HINOJOSA: Well, actually I'm going to ask you one quick question before I ask you about the other person. You have been elected 19 times to Congress. So, what do you do to clean up the situation that exists now in Congress in terms of corruption?

RANGEL: Well, I think that the public, with their recent vote, have done a lot to clean up corruption. And Nancy Pelosi is going to be reaching over to the Republicans to make certain that we have a higher standard in terms of our code of ethics and enforceable standards there. But I think the people have made the difference.

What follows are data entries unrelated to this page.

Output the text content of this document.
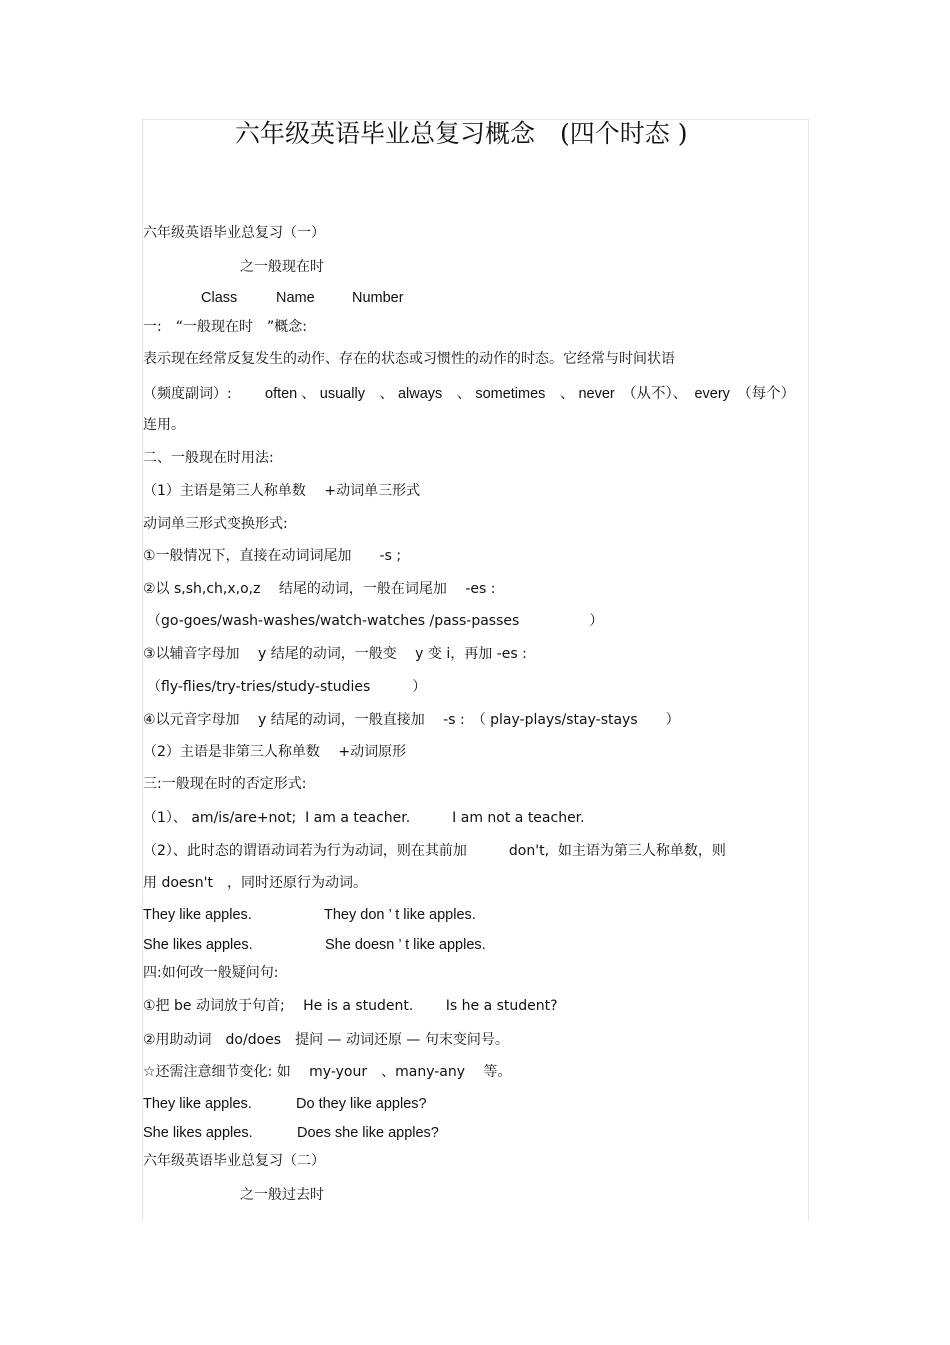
六年级英语毕业总复习概念　(四个时态 )
六年级英语毕业总复习（一）
之一般现在时
Class	Name	Number
一:　“一般现在时　”概念:
表示现在经常反复发生的动作、存在的状态或习惯性的动作的时态。它经常与时间状语
（频度副词）: often 、 usually　、 always　、 sometimes　、 never　（从不）、　every　（每个）
连用。
二、一般现在时用法:
（1）主语是第三人称单数　 +动词单三形式
动词单三形式变换形式:
①一般情况下，直接在动词词尾加　　-s ;
②以 s,sh,ch,x,o,z　 结尾的动词，一般在词尾加　 -es :
（go-goes/wash-washes/watch-watches /pass-passes　　　　　）
③以辅音字母加　 y 结尾的动词，一般变　 y 变 i，再加 -es :
（fly-flies/try-tries/study-studies　　　）
④以元音字母加　 y 结尾的动词，一般直接加　 -s :　（ play-plays/stay-stays　　）
（2）主语是非第三人称单数　 +动词原形
三:一般现在时的否定形式:
（1）、 am/is/are+not;  I am a teacher.　　　I am not a teacher.
（2）、此时态的谓语动词若为行为动词，则在其前加　　　don't,  如主语为第三人称单数，则
用 doesn't　，同时还原行为动词。
They like apples.	They don ’ t like apples.
She likes apples.	She doesn ’ t like apples.
四:如何改一般疑问句:
①把 be 动词放于句首;　 He is a student.　　 Is he a student?
②用助动词　do/does　提问 — 动词还原 — 句末变问号。
☆还需注意细节变化: 如　 my-your　、many-any　 等。
They like apples.	Do they like apples?
She likes apples.	Does she like apples?
六年级英语毕业总复习（二）
之一般过去时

But it's not what you're going to do. We got to have those standards. We got to debate those standards. And we got to vote publicly on those standards, and let the American people know who believes in them and who don't. I truly believe that members who hold themselves out for public office—especially in the United States Congress, have said to the voters that—"You can expect of me to have a higher standard than most people." And if we don't keep that standard, then we're breeching our promise to the people and we should be out of here.

HINOJOSA: Okay. So, finally what are your thoughts when you see a Barack Obama? The possibility of even the conversation of an African-American perhaps running for President in the year 2008. What does that do for you Congressman Rangel, as the long time representative of Harlem, African-Americans heart in our country?

RANGEL: Maria, what it says to me is how many Obama's and Hispanics and women are really out there? And only if they get a little break or pushed to do a who—a little bit to get on center stage and then the whole light is on them. And they say, "Wow. You should be President of the United States."

I am so glad that we made the progress, so that we can think in terms of young men and women of color—that they would be able to aspire to become President. But what I really think is that there are tens of thousands of people all throughout this country—given the access to education and the opportunity to lead—it should not be just one person standing out there. It should be hundreds of thousands where pretty can say, "Wow. What a terrific choice. What a terrific group of people to make a choice as to who I would like to see as my President." So, I am glad that from Illinois we have one. But I am convinced that we have tens of thousands of people given the opportunity going to impress America—and the world—the way Obama has.

HINOJOSA: Congressman Rangel—so, 76 years old? What do I need to eat to make it to 76 and still have the energy that you have?

RANGEL: My doctor says that I got this far just on genes and I better take better care of myself.

HINOJOSA: Which is why you're losing that weight, eh?

RANGEL: That's right.

HINOJOSA: Congress Rangel, thank you so much for joining us on NOW on PBS.

RANGEL: Thank you so much, Maria.

HINOJOSA: Thank you for joining us NOW on the News, and we'll see you again, or you'll hear from us again in two weeks. Have a great Thanksgiving everyone.